What is a PEO? What Your Payroll Company Isn’t Telling You
There’s been a lot of buzz around employee benefits the last couple years. Some of it, like the discourse surrounding the Affordable Care Act (Obamacare) cuts across political lines. But, one benefits concept is leading the charge for companies that are seeking competitive advantage and cost controls- Professional Service Organizations (PEO).
The concept of PEOs began in the 1970s, when smaller companies needed a workaround for regulations that made it, up to that point, illegal for smaller companies to band together for the purposes of gaining big company buying power for health and other benefits.
This workaround was made possible by a simple concept- co-employment. With co-employment, the insurance provider became the employer of record. With co-employment, companies gained huge advantages, including human resource management, reduced worker’s compensation premiums and lower healthcare premiums.
What companies didn’t give up, despite alarmists stating otherwise, was control over their employees. With PEOs, company managers still managed and leaders still led.
But how did PEO’s gain these pricing advantages? They pulled together all of the “employees” and negotiated large company pricing from the largest insurance providers.
Fast forward to today and the advantages are even more obvious. Small companies have a very difficult time competing for top talent when they have outrageous health care premiums and benefits that are viewed as substandard by applicants.
Beyond that, with the Obamacare mandate that employers must provide health insurance benefits to all full-time employees, the savings received working through a PEO are hard, if not impossible, to ignore.
Payroll companies were watching all of this and saw an opportunity. They would provide PEO benefits to their payroll clients, increasing profits while also gaining a tactical advantage. The further entrenched a supplier is, the more painful and expensive that moving to another supplier becomes. Ask Oracle how this strategy of horizontal spread has benefitted them.
But, as your payroll company offers you PEO services, they aren’t telling the whole story.
Typically, a payroll company will build their own PEO. But, building a new division doesn’t mean that any expertise a company might have will automatically translate to the new entity.
But, for the payroll clients, the losses will typically outweigh the wins. Let’s look at a few of the losses that you can expect if you source your PEO through your payroll company:
1. Payroll companies have limited Benefits and HR experience.
2. Payroll companies typically want to price their PEO as a percentage of gross payroll. Do that math for a minute. If you don’t add any employees, but you give your current staff a raise, you now pay more for the same benefits that you had prior to handing out payroll increases. Taking it one step further, it means that you are penalized for being successful.
3. Payroll company PEOs don’t offer customized solutions. Your company is unique. Shouldn’t your PEO fit your company, instead of the other way around?
And, companies and their employees aren’t afraid to speak their mind, when it comes to payroll company PEOs.
So, if you don’t like the idea of lack of choice, no price competition and no customization, what are your options?

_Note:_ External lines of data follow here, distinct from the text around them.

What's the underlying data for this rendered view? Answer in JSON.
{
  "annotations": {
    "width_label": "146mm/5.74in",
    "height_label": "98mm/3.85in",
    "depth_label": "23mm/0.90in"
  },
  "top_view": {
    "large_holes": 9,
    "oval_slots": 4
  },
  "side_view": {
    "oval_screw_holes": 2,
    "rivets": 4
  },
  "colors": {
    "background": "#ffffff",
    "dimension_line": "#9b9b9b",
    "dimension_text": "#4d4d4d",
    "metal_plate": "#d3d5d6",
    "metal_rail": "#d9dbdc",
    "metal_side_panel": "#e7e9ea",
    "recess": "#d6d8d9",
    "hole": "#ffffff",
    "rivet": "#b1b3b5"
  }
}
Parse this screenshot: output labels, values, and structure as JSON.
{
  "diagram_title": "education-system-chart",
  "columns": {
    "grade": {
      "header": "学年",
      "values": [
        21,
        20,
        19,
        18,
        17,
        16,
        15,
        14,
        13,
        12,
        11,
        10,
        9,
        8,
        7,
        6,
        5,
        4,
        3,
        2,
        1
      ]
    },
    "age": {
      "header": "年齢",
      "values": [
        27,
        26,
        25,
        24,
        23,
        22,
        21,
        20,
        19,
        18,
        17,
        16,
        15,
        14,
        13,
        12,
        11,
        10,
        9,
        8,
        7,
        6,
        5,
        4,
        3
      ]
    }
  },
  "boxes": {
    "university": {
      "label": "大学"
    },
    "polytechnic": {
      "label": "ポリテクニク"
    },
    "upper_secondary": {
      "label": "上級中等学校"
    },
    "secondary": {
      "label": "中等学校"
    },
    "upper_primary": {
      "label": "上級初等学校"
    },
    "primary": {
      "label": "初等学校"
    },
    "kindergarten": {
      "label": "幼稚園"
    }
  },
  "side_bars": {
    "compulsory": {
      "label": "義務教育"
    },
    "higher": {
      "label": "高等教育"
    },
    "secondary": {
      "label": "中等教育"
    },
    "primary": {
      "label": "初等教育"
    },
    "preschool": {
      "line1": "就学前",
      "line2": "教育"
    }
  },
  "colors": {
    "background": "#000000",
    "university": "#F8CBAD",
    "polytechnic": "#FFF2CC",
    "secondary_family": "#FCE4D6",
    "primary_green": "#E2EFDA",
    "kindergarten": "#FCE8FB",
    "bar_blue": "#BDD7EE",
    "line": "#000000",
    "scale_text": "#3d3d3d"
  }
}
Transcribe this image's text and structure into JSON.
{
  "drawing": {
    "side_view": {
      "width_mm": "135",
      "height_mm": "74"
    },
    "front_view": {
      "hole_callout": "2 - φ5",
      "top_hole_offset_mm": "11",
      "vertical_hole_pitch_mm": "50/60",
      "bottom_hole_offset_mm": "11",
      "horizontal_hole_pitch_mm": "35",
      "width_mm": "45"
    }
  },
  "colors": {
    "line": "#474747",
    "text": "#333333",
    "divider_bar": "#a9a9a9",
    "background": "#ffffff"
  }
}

You can head into the marketplace and hunt for a PEO on your own. There are currently about 700 PEOs operating, so how much time to you have to solve the PEO riddle? Each PEO will have its own request-for-proposal (RFP) and its own process. Some will have sales people and some won’t. Some will only give you the ability to communicate via email and some will only work with you by phone. This means that hunting for your PEO on your own is, by far, the most time-intensive option.
Or, you can submit a quote request via one of the online portals. This doesn’t seem like a bad idea, since many PEOs will be looking at your information. But, if you’ve ever applied for anything via a portal site, such as Lending Tree or Credit Card Yes, you know the downside of this method.
You will be called and emailed by dozens of PEOs. Your voicemail will pile up and your inbox will be buried. And, you’ll essentially be back to the first option, completing each PEOs RFP and following their process.
But, smart companies have figured out how to maximize their opportunity while minimizing the time that they spend hunting for the right PEO for their company. They use a specialized broker.
With a PEO broker, you complete one RFP and the broker goes to work for you, based on their industry knowledge and understanding of your business. The broker will typically return to you with 2 or 3 options that are a great fit.
You’re still in charge, but your broker will be able to guide you through the differences. Plus, they’ll set up demos of the PEOs software tools and often an introduction to the team that would be responsible for providing your HR services and benefits.
Imagine how much simpler the process becomes when a broker who isn’t contractually obligated to any PEO goes into the marketplace and expects PEOs to earn your business.
Your payroll company won’t offer this level of service, in part because they can’t and in part because they don’t want to lose your payroll business.
But, as you consider your employee costs, which one costs more, the cost of preparing your payroll or the cost of your employee benefits. And, not surprisingly, PEOs are often also better and handling your payroll needs.
Your PEO will work with you to build, launch and maintain policies that are good for your team and good for you. Remember, the PEO has a vested interest in eliminating employee and employment issues, since they’re on the hook to handle them.
So, ask yourself, which way do you want to go? You can do it yourself or accept the single solution that your payroll provider will offer. Or, you can work with an independent broker who works for you, saves you money and delivers the best possible solution. To us, the answer seems pretty simple.